Three grasses (Andropogon gerardii, Sorghastrum nutans and Andropogon scoparius) and two common forb species (Solidago canadensis and S. missouriensis) accounted for 64% of the difference in community composition between ambient and altered rainfall treatments over the 15 years based on the SIMPER analysis (Table 3). In particular, the dominant grasses A. gerardii and S. nutans had lower abundance, while A. scoparius, a perennial caespitose species more characteristic of drier sites and S. missouriensis, a clonal understory forb, had higher abundance in altered relative to the ambient treatment. A similar pattern occurred in the 2007 SIMPER analysis. In 2009, S. nutans explained most of the community differences between rainfall treatments with A. scoparius second in importance, along with the perennial forb Helianthus rigida (Table 3).

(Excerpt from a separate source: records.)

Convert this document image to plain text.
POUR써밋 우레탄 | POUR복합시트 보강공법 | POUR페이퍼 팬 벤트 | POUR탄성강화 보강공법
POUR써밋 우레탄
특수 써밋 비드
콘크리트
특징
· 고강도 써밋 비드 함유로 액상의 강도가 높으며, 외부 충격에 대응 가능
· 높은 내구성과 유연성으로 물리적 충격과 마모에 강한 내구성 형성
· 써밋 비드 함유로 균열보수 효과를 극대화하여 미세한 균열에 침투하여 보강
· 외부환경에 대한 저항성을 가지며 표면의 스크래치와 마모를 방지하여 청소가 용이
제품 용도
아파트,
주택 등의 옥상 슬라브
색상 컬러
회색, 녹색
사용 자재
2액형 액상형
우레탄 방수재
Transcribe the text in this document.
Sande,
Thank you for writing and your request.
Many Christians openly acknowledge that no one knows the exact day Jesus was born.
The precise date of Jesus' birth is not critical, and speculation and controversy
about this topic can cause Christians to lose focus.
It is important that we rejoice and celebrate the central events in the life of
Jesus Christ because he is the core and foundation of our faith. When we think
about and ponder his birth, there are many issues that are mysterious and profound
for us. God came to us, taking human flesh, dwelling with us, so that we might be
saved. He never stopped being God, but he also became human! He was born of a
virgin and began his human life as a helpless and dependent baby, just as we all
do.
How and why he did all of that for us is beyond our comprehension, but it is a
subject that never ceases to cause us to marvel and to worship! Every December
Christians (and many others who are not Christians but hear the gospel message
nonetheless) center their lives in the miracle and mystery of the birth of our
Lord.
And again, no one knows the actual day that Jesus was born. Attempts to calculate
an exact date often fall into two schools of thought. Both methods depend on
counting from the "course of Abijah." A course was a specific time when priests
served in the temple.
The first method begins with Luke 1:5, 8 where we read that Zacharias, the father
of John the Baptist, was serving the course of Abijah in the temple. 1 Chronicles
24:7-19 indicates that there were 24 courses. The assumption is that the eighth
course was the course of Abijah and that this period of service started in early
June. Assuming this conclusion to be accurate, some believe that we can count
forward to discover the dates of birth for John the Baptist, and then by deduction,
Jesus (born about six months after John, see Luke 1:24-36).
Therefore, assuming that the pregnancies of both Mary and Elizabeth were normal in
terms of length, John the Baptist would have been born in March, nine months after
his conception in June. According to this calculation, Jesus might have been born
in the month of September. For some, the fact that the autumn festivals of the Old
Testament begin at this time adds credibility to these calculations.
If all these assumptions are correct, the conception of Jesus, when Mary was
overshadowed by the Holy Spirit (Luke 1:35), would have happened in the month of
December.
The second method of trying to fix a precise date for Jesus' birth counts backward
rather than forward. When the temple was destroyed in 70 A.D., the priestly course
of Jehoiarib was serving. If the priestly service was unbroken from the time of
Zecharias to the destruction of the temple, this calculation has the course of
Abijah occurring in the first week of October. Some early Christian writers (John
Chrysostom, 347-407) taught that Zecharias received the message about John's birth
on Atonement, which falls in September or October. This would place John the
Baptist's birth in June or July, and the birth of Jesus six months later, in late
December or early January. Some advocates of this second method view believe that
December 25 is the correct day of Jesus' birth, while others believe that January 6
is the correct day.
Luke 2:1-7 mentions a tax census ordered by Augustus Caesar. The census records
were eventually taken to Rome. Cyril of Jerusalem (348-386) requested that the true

Table 3 Average abundance of dominant species over all years in ambient and altered rainfall treatments and cumulative contribution of each species to differences in community structure between rainfall treatments based on SIMPER analysis.


We found that increasing the size of rainfall events while reducing the number of events resulted in relatively limited changes in plant community composition and structure in this annually burned, ungrazed, tallgrass prairie. As we predicted, the altered precipitation regime eventually resulted in higher levels of forb cover and richness, while grass cover remained relatively stable over time. Richness of grasses and forbs was higher under altered precipitation by 1-2 species m−2 on average. Directional change in community composition occurred under both ambient and altered precipitation regimes, possibly in response to annual burning45, as was observed in an adjacent annually burned, long-term irrigation experiment41. Species richness is known to be negatively correlated with fire frequency in this system46. Thus, annual burning is likely driving the overall decline in species richness and explains why we found a strong year effect on both grass and total richness. Nevertheless, the greater increase in forb cover and richness under the altered precipitation regime in this experiment ultimately led to significantly different species assemblages; however, these differences resulted from changes in abundance of species already present in the altered treatment plots, rather than in new species establishing in the community.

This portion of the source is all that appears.